A sostenere questa seconda ipotesi è anche il presidente di Arcimare Bagnoli, storica realtà attiva nella tutela ambientale del litorale flegreo. «Non è un fenomeno nuovo - afferma il presidente Giuseppe Esposito. Le bolle sono sempre state lì. Sono nato a Bagnoli, in via Coroglio 24, e fin da piccoli sapevamo che in certi punti del mare l’acqua era più calda o più fredda. Oggi la differenza è che c’è maggiore attenzione mediatica, e questo genera allarme dove non serve».
Secondo lui, la spiegazione non va cercata nei movimenti del sottosuolo, ma in una memoria storica dimenticata: «Tra piazza Bagnoli e via Di Pozzuoli c’erano le terme, Manganella, Tricarico, Masullo, Cotroneo. Quelle sorgenti sono state poi chiuse da cemento e deviate. L’acqua termale continua però a fluire, cercando nuovi sbocchi verso il mare».
Va chiarito con forza – secondo il presidente – l’assenza di pericolosità del fenomeno.
«Non è un pericolo per la salute pubblica, tant’è che proprio in questo periodo si pesca tanto: totani, tonnetti, alici. C’è stato persino un ritorno di pesci e molte specie di uccelli. L’unico piccolo calo riguarda la presenza di polpi».
Il problema principale secondo Arcimare non sono le bolle in mare aperto, ma il debordare delle acque termali sulla spiaggia di via Di Pozzuoli, interdetta. «Un tempo correggevamo manualmente con pale e tavole il flusso dell’acqua termale proveniente da Agnano, che cambia direzione con il maestrale o le mareggiate. Ora non possiamo più farlo e l’acqua finisce sulla sabbia. L’associazione aveva già vinto una causa penale nel 2012 contro il demanio e operava per mantenere accessibile e pulita l’area. «Oggi le autorità spendono migliaia di euro per la pulizia, cosa che facevamo noi gratuitamente. Basterebbero dieci scogli disposti verso il mare per regolare tutto».

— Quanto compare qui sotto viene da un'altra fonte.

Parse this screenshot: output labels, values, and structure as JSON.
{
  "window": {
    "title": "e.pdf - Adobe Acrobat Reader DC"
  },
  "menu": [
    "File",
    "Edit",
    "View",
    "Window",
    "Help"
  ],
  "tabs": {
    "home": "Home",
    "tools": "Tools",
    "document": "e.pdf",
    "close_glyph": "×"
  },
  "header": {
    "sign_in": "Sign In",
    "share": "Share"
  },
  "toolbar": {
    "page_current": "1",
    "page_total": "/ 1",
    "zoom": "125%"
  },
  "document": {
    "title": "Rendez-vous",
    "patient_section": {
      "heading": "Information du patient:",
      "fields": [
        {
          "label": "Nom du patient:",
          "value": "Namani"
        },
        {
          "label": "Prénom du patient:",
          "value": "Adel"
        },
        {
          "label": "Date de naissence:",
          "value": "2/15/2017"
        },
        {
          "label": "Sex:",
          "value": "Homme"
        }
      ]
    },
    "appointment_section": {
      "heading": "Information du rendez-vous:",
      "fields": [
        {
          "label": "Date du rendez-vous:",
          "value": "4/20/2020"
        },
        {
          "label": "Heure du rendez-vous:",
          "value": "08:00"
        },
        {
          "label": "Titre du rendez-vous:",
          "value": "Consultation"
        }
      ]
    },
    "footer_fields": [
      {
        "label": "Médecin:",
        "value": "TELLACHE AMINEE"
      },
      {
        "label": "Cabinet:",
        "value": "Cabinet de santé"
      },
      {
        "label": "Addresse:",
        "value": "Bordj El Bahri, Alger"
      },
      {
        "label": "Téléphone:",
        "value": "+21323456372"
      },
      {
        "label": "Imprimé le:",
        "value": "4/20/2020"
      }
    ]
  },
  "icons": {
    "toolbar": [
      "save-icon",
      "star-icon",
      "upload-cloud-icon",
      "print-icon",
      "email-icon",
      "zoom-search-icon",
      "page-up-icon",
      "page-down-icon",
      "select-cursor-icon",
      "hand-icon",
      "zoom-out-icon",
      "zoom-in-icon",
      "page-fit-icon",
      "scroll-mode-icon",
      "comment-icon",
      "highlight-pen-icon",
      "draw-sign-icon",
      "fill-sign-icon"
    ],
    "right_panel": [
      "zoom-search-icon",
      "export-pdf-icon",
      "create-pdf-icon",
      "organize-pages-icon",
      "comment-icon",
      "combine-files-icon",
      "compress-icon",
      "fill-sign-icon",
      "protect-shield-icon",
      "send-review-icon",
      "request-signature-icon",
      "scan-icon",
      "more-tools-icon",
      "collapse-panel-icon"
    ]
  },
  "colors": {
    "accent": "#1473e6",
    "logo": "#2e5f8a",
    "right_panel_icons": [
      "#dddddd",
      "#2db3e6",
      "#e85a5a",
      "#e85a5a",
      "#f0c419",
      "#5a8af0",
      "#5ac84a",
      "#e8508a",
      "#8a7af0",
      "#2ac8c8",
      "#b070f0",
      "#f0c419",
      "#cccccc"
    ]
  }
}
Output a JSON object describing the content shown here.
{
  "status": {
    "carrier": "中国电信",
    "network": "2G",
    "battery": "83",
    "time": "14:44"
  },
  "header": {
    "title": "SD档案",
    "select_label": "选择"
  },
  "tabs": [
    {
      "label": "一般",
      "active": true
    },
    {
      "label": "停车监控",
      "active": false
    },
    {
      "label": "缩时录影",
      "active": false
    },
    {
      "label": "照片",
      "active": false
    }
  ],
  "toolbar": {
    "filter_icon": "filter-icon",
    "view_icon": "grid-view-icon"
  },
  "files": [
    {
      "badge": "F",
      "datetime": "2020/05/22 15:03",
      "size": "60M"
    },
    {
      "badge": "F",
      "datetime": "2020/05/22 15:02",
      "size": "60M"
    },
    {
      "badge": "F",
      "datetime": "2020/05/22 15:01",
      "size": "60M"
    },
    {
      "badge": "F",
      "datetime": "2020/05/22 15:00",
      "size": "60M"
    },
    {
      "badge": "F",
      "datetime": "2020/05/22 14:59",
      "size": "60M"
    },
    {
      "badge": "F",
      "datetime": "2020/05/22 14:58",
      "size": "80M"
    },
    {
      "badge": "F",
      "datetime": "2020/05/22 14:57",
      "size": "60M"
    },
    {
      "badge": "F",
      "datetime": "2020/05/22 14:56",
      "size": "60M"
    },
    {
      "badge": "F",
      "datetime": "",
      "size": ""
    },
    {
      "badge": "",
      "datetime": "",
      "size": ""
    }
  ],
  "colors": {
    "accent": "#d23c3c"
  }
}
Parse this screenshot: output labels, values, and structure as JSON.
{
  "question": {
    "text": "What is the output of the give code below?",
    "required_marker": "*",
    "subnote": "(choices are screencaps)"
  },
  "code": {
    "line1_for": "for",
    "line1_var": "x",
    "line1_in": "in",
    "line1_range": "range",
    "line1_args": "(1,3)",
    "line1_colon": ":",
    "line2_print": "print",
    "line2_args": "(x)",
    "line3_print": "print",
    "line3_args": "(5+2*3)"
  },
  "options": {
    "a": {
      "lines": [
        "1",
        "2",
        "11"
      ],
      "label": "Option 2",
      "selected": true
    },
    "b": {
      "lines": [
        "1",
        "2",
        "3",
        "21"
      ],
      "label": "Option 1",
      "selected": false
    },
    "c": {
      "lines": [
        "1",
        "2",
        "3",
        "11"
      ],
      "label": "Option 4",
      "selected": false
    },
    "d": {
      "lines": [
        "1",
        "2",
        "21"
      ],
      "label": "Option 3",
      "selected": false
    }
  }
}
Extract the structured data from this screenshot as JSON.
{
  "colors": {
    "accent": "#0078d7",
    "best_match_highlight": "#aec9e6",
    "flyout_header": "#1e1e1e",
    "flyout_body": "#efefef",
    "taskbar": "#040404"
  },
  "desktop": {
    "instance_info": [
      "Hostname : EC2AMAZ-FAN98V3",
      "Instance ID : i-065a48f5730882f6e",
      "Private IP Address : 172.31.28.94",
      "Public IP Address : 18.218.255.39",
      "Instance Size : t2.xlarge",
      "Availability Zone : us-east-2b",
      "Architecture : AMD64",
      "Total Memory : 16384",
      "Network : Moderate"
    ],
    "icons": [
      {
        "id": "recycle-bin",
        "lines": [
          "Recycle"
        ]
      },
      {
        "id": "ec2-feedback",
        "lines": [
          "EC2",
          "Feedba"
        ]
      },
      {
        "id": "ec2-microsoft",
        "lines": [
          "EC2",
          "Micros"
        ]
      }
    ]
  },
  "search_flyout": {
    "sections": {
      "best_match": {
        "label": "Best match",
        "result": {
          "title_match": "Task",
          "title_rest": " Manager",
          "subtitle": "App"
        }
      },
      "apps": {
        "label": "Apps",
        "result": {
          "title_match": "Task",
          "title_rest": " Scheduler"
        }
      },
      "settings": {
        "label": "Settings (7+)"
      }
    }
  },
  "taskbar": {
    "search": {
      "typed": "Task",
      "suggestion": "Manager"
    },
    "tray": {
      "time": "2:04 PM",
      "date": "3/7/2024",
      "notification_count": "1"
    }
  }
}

Resta aperta la questione degli episodi di schiuma bianca e acqua nera che compaiono periodicamente. «Negli anni 80-90 furono trovati scarichi abusivi e carcasse animali. Pensiamo che la schiuma sia dovuta al lavaggio delle vasche termali, ma nessuno ha mai indagato sul serio. Arpac e altri enti dovrebbero farlo».
Quindi servono meno allarmi e più interventi pratici. «Questo è un territorio ricco di risorse naturali che andrebbero valorizzate e gestite, non lasciate al degrado o strumentalizzate per creare paura».